Capsule Review: Corsair's Vengeance M60 and M90 Miceby Dustin Sklavos on February 22, 2012 2:45 PM EST
The Corsair Vengeance M60 and M90 Gaming Mice
Here's a prickly subject if ever there were one: while with keyboards you could reasonably argue for the superiority of using mechanical switches over traditional rubber-dome membrane keys, mice are much, much more a matter of preference. A mouse could have all the features you're looking for, but if the grip isn't right or the texture makes you hand clammy the whole enterprise can be a bust. Understanding how delicate the balancing act of a good mouse can be, Corsair has come up with matching mice for their new gaming keyboards.
The new Vengeance M60 is geared for FPS players with an innovative "Sniper" button while the M90 targets MMO players who'll use as many configurable buttons as they can find. In terms of styling and intended use, the M60 theoretically should be paired with the K60 keyboard while the M90 goes with the K90, though you can obviously mix and match as you see fit. The real question is how well they actually work in practice.
Corsair Vengeance M90 (Left) and M60 (Right)

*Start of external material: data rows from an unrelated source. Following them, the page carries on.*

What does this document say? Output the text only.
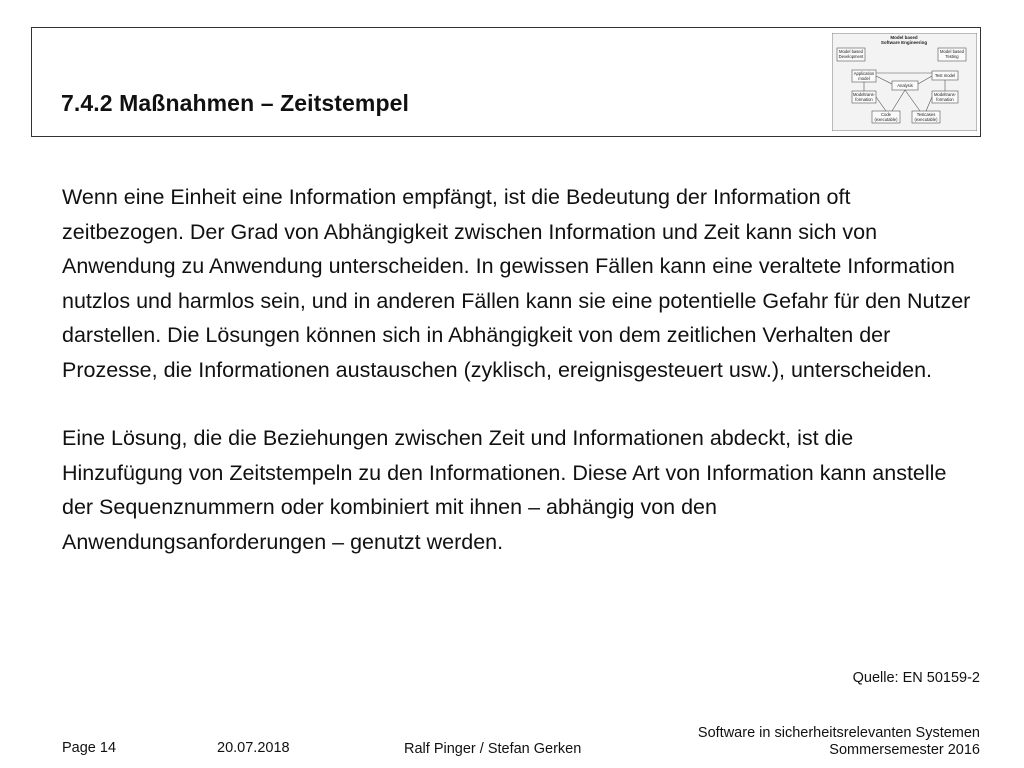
7.4.2 Maßnahmen – Zeitstempel
Model based
Software Engineering
Model based
Development
Model based
Testing
Application
model
Test model
Analysis
Modeltrans-
formation
Modeltrans-
formation
Code
(executable)
Testcases
(executable)

Wenn eine Einheit eine Information empfängt, ist die Bedeutung der Information oft zeitbezogen. Der Grad von Abhängigkeit zwischen Information und Zeit kann sich von Anwendung zu Anwendung unterscheiden. In gewissen Fällen kann eine veraltete Information nutzlos und harmlos sein, und in anderen Fällen kann sie eine potentielle Gefahr für den Nutzer darstellen. Die Lösungen können sich in Abhängigkeit von dem zeitlichen Verhalten der Prozesse, die Informationen austauschen (zyklisch, ereignisgesteuert usw.), unterscheiden.

Eine Lösung, die die Beziehungen zwischen Zeit und Informationen abdeckt, ist die Hinzufügung von Zeitstempeln zu den Informationen. Diese Art von Information kann anstelle der Sequenznummern oder kombiniert mit ihnen – abhängig von den Anwendungsanforderungen – genutzt werden.

Quelle: EN 50159-2
Page 14	20.07.2018	Ralf Pinger / Stefan Gerken
Software in sicherheitsrelevanten Systemen
Sommersemester 2016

While Corsair's Vengeance keyboards had a pretty obvious progression, with the K90 being almost directly superior to the K60, the mice are definitely different creatures, sporting very different features and different grips. The only commonality between the two lies in the sensors (both use lasers rated for up to 5700dpi) and the ability to adjust sensitivity between three settings on the fly using Corsair's Dashboard software.
They also come with different price tags, though the difference isn't as great as the keyboards: the FPS-oriented M60 runs $59, while the MMO-oriented M90 clocks up at $69. These are fairly high prices but still essentially comparable to similar products from other vendors (and actually substantially cheaper than a lot of Razer's offerings).
The Vengeance M60 sports the standard mouse button configuration (left and right, middle mouse on the mouse wheel) along with back and forward buttons on the left side. Corsair's innovation here is the "Sniper" button, the big red button on the left side that, while held, drastically reduces the mouse's sensitivity to allow for more precise aiming. Below the mouse wheel is the mouse sensitivity indicator along with the sensitivity adjustment buttons, but it bears mentioning that all of these buttons can be reconfigured in Corsair's software. The underside of the M60 also features something the M90 lacks: three removable weights.
For the Vengeance M90, Corsair ditches the open-bodied grip and substantially changes the left side of the mouse. The sensitivity buttons are relocated to the top left next to the left mouse button, and then the thumb grip region includes a staggering nine configurable buttons. This is very different from the Razer Naga, which has twelve buttons arranged in a three-by-four grid; Corsair has essentially designed the M90 to have a button within range no matter where you click.
Like the M60, all of the M90's mouse buttons are configurable, and you can even configure a button with the M60's "Sniper" function. With the M90 you also gain a toggled backlit logo under the palm, but you lose the adjustable weight.
Finally, both mice come with braided cables, and neither comes with a software disc: you'll have to download Corsair's Dashboard from their website. It's probably just as well; I can't remember the last time I actually needed a driver disc and didn't just download the most recent drivers.